27.
»Sollen wir mit reinkommen?«, frage June, als Travis den Wagen vor dem Haus ihrer Eltern zum Stehen brachte.
Aria schüttelte den Kopf. »Nein, das ist nicht nötig. Fahrt nach Hause.«
»Was ist mit dem Auto?« Travis drehte sich zu ihr um.
»Keine Ahnung. Soll Ben sich drum kümmern. Ich werde damit keinen Meter mehr fahren, geschweige, mich noch einmal hineinsetzen.«
»Verständlich«, stimmte June zu.
Aria kramte in der Tasche nach dem Hausschlüssel. Dabei sah sie, dass sie einige verpasste Anrufe auf dem Handy hatte.

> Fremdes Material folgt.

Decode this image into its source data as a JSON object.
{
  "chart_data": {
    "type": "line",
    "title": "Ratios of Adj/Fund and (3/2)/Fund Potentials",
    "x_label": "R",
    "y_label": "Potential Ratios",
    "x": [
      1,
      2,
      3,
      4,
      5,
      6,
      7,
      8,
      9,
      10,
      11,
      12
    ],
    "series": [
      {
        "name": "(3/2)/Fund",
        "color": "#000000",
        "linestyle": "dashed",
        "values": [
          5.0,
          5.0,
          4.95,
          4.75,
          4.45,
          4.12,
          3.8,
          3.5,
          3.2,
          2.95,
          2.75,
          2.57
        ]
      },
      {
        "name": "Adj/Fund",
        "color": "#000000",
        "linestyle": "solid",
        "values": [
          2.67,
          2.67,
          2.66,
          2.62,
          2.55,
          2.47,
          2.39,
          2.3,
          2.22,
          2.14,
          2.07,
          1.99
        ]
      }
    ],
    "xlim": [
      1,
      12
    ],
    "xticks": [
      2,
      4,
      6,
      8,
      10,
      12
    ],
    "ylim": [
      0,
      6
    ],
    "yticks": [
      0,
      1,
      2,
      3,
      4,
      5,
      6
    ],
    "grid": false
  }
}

Sie entsperrte das Smartphone. »Ben hat versucht, mich anzurufen.«
»Hast du es nicht gehört?«, fragte Travis.
»Es stand auf lautlos.« Zehn verpasste Anrufe. Anscheinend drückte ihn das schlechte Gewissen. Sie steckte es in die Tasche zurück.
»Rufst du ihn an?«
»Ich weiß es nicht. Ich bin so durcheinander und weiß nicht, was ich von den Erkenntnissen heute halten soll. Er hat mich angelogen. Spätestens als er im Café war, musste er wissen, dass ich seine Mieterin bin. Statt die Wahrheit zu sagen, hat er den Samariter gespielt.« Aria war sauer, enttäuscht und traurig. Welches Gefühl dominierte, wusste sie nicht. Alle schienen gleich stark in ihr zu toben.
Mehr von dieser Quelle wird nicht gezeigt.